Les Poésies

Malherbe, François de
Paris, Thomas Jolli, 1666.
Prix : 7 500 €

Les Poésies de Malherbe.

Magnifique exemplaire en maroquin rouge de l’époque provenant de la bibliothèque Albert de Luynes (1672-1758).

In-8 de (24) ff., 596 pp., (10) ff. 
Maroquin rouge, triple filet doré, dos orné avec caissons dessinés au filet et nerfs soulignés d’une mince roulette, coupes décorées, roulette intérieure, tranches dorées. Reliure de l’époque.

182 x 116 mm.

Malherbe, François de. Les Poésies ; avec les observations de Monsieur Ménage. 
Paris, Thomas Jolli, 1666.

« Première édition donnée par Ménage » (Brunet). 
Tchemerzine, IV, 344 ; Brunet, III, 1338.

Rare édition des Poésies de François de Malherbe (1555-1628) plus complète que l’originale qui ne comportait que les six livres de poésies.
Cette belle édition servit de modèle aux éditions suivantes.

« Édition recherchée dans laquelle on trouve le discours d’Antoine Godeau sur les œuvres de Malherbe qui n’a pas été reproduit dans l’édition de 1689 ci-dessous. De beaux exemplaires en maroquin bleu et en maroquin vert ont été vendus 72 fr. De Bure l’aîné, et 50 fr. Giraud » (Brunet, III, 1338).
72 et 50 F OR sont à l’époque des prix fort élevés, l’originale de 1630 reliée en superbe maroquin de l’époque, condition désormais introuvable n’ayant été adjugée que 41 F OR. Bertin et 91 F OR, Giraud.

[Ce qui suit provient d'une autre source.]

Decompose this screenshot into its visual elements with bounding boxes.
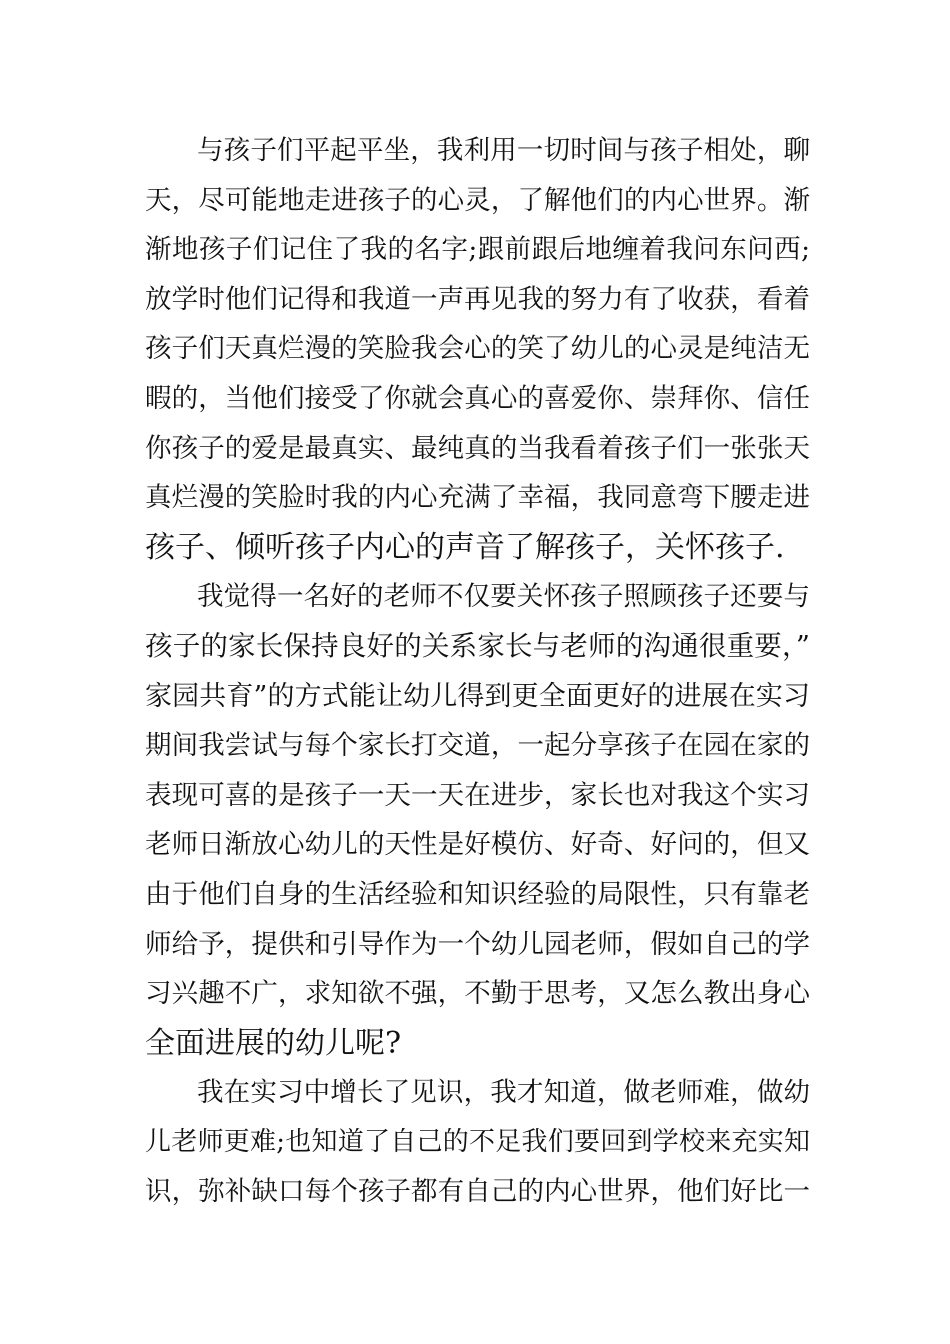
text-line: 与孩子们平起平坐，我利用一切时间与孩子相处，聊 <box>197 135 810 166</box>
text-line: 你孩子的爱是最真实、最纯真的当我看着孩子们一张张天 <box>145 432 810 464</box>
text-line: 老师日渐放心幼儿的天性是好模仿、好奇、好问的，但又 <box>145 829 810 861</box>
text-line: 孩子、倾听孩子内心的声音了解孩子，关怀孩子. <box>145 529 785 565</box>
text-line: 儿老师更难;也知道了自己的不足我们要回到学校来充实知 <box>145 1126 810 1157</box>
text-line: 由于他们自身的生活经验和知识经验的局限性，只有靠老 <box>145 878 810 910</box>
text-line: 暇的，当他们接受了你就会真心的喜爱你、崇拜你、信任 <box>145 382 810 414</box>
text-line: 放学时他们记得和我道一声再见我的努力有了收获，看着 <box>145 283 810 315</box>
text-line: 期间我尝试与每个家长打交道，一起分享孩子在园在家的 <box>145 730 810 762</box>
text-line: 真烂漫的笑脸时我的内心充满了幸福，我同意弯下腰走进 <box>145 482 810 514</box>
text-line: 家园共育”的方式能让幼儿得到更全面更好的进展在实习 <box>145 680 810 712</box>
text-line: 天，尽可能地走进孩子的心灵，了解他们的内心世界。渐 <box>145 184 810 216</box>
text-line: 全面进展的幼儿呢? <box>145 1025 402 1061</box>
body-text <box>145 126 810 1217</box>
text-line: 表现可喜的是孩子一天一天在进步，家长也对我这个实习 <box>145 779 810 811</box>
text-line: 渐地孩子们记住了我的名字;跟前跟后地缠着我问东问西; <box>145 234 810 266</box>
text-line: 我觉得一名好的老师不仅要关怀孩子照顾孩子还要与 <box>197 581 810 613</box>
text-line: 我在实习中增长了见识，我才知道，做老师难，做幼 <box>197 1077 810 1109</box>
text-line: 习兴趣不广，求知欲不强，不勤于思考，又怎么教出身心 <box>145 978 810 1010</box>
text-line: 孩子的家长保持良好的关系家长与老师的沟通很重要，” <box>145 629 810 662</box>
text-line: 孩子们天真烂漫的笑脸我会心的笑了幼儿的心灵是纯洁无 <box>145 333 810 365</box>
text-line: 师给予，提供和引导作为一个幼儿园老师，假如自己的学 <box>145 928 810 960</box>
text-line: 识，弥补缺口每个孩子都有自己的内心世界，他们好比一 <box>145 1176 810 1208</box>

« « Enfin Malherbe vint… », la célèbre formule de Boileau le présente justement comme un inaugurateur. Poète grammairien, il a voulu donner au siècle nouveau une langue nouvelle. Célébrant les princes qui marquent un tournant de l’Histoire en imposant l’ordre politique et la paix civile, il s’érige lui-même en « tyran des mots et des syllabes » pour fixer la langue dans sa perfection. Tournant le dos à la fièvre anarchique d’enrichissement comme aux subtilités pétrarquistes, il épure au nom de l’usage et du bon sens, et consacre le règne de la simplicité et de la clarté, valeurs « classiques » par excellence. A ses yeux, cette langue ainsi fixée sera tout aussi apte que le latin classique à dire le vrai dans une forme inaltérable. « Ce que Malherbe écrit dure éternellement » ; ce point d’orgue ponctuant plusieurs de ses pièces résonne comme un cri de victoire sur l’angoisse surmontée. « Mais mon humeur est d’aspirer / Où la gloire est indubitable. » L’écriture de chaque poème a pour enjeu la conquête de ce lieu où l’infini du beau se conjugue avec son universalité et son intemporalité, là où le poète parle la parole essentielle. Ainsi s’expliquent le « caractère non raisonnable, le côté inhumain, maniaque » (Ponge) du travail de Malherbe. Il y a un aspect mallarméen de Malherbe qui n’a pas fini de nous fasciner » (Louis Delibes).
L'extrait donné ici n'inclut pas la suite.